Choose to remove all partitions from this hard drive (I am assuming that this not a dual
boot box)
Make sure the review button is checked

When the warning dialog comes up, choose Yes.

Accept the default layout. Most of the disk will be /

Boot Loader:
Go with the default (if this is a dual boot system then go to google and search for info on
how to install grub for dual booting)

Network Configuration:
Hit edit, Uncheck “Configure with DHCP”, Leave “Activate on boot”
Set a static IP and subnet mask for your network
Manually set the hostname
Set a gateway and the DNS address(s)

Always try to assign a static IP address here. I think it is best not to run Snort off of a
Dynamic IP, however, if you need to, go ahead and do it, just make sure to point your
$HOME_NET variable in your Snort.conf to the interface name.
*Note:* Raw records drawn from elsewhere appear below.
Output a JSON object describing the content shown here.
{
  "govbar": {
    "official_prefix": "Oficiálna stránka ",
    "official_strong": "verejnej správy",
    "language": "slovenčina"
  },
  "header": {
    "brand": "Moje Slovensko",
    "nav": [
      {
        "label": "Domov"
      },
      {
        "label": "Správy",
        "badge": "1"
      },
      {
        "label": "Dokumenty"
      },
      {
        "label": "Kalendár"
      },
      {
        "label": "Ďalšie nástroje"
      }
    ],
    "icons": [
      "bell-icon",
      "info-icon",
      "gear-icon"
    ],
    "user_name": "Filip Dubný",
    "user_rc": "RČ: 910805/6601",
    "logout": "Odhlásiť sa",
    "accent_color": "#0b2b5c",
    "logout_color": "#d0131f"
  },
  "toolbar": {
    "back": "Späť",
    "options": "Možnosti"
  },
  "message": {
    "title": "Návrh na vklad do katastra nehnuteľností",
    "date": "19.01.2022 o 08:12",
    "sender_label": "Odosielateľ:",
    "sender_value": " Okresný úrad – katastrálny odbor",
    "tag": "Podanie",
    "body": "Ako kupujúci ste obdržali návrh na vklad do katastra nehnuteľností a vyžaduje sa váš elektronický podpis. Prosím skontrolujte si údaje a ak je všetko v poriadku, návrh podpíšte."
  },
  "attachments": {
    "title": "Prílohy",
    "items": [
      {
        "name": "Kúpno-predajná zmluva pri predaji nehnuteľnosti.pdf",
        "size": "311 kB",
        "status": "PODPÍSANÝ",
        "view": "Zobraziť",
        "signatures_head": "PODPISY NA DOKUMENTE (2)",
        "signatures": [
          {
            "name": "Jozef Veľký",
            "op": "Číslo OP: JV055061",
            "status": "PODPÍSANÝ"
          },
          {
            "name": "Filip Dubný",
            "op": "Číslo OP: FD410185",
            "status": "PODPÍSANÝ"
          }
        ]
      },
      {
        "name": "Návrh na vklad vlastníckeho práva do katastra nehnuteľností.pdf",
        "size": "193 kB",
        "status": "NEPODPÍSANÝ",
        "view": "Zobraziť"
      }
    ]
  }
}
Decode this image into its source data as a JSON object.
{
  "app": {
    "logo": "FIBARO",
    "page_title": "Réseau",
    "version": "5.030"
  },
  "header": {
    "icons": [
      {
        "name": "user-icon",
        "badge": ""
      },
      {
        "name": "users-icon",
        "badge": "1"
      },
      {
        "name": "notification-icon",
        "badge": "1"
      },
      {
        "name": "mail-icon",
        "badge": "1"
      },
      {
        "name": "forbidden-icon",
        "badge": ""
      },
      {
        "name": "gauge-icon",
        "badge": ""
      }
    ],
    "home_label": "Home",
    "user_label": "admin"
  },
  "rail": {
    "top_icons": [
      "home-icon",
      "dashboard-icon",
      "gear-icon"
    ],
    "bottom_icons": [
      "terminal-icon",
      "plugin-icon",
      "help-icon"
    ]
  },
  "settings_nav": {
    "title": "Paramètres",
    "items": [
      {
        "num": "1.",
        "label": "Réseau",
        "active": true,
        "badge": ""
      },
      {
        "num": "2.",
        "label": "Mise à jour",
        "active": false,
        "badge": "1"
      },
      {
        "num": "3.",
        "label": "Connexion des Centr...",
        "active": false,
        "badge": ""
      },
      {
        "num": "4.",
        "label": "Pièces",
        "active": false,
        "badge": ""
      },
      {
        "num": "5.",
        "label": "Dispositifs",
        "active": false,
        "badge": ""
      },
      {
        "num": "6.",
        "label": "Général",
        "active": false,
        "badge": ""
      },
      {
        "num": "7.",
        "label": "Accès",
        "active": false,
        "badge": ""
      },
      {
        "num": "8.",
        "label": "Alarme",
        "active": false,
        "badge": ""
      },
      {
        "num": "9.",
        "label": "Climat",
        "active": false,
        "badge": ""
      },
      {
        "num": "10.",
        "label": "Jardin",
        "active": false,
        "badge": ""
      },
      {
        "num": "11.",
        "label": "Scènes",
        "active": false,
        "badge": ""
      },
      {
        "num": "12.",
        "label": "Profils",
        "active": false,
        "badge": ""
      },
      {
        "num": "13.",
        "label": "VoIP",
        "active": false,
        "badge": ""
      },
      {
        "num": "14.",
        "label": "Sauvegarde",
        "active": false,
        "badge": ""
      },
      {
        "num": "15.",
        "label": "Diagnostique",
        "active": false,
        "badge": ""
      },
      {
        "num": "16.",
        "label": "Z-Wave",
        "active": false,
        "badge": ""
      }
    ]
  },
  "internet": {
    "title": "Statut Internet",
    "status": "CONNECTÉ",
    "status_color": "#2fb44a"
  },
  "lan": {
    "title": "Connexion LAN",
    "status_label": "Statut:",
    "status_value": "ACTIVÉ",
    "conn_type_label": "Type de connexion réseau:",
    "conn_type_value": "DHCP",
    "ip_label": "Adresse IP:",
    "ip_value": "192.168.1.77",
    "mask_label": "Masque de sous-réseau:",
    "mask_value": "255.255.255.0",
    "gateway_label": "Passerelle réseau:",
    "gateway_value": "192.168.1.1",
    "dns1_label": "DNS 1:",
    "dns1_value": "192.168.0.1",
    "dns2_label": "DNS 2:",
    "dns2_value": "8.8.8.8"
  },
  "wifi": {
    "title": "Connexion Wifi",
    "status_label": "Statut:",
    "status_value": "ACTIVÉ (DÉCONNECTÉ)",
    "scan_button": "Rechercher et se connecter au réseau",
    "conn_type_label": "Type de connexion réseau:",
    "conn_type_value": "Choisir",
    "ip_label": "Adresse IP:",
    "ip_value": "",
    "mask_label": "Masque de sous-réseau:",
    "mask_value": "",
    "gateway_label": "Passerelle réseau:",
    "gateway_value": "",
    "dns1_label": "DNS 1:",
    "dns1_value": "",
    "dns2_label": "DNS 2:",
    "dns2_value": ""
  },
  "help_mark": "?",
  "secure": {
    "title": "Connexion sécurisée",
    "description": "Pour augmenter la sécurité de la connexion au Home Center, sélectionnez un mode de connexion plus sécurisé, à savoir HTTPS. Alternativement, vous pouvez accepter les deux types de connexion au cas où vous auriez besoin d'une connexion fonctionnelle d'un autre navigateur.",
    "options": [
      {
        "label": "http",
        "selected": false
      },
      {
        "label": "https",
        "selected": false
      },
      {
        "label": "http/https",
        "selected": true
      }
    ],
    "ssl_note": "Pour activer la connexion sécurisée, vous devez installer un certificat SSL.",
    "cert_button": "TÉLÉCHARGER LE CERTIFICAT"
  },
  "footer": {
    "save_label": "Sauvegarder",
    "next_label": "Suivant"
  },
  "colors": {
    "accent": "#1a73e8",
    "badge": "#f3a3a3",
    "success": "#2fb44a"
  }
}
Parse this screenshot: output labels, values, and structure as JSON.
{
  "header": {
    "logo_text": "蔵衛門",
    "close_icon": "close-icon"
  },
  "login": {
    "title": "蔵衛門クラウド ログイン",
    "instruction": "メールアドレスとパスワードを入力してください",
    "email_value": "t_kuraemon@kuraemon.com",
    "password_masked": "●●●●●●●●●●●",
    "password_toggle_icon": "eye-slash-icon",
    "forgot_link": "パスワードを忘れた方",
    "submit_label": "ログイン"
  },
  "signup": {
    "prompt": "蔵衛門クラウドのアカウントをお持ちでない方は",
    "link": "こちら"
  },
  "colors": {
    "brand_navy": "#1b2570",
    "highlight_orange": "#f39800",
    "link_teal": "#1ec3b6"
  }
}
You can get more info
on that in the Snort FAQ. If this is a dedicated IDS then you do not need to have an IP on
the interface that Snort is monitoring (for tips on setting up snort with two NIC’s see the
bottom of this doc).

Choose “enable firewall”
Select remote login (SSH) and Web Server (HHTP, HTTPS)

For SELinux, move to warn.

Additional Language:
Choose only US English

Time Setup:
Choose the closest city within your time zone (for central choose Chicago)

Root Password:
Set a strong root password here (a strong password has at least 8 characters with a
combination of upper case, lower case, numbers and symbols. It should also not be, or
resemble, anything that might be found in a dictionary of any language)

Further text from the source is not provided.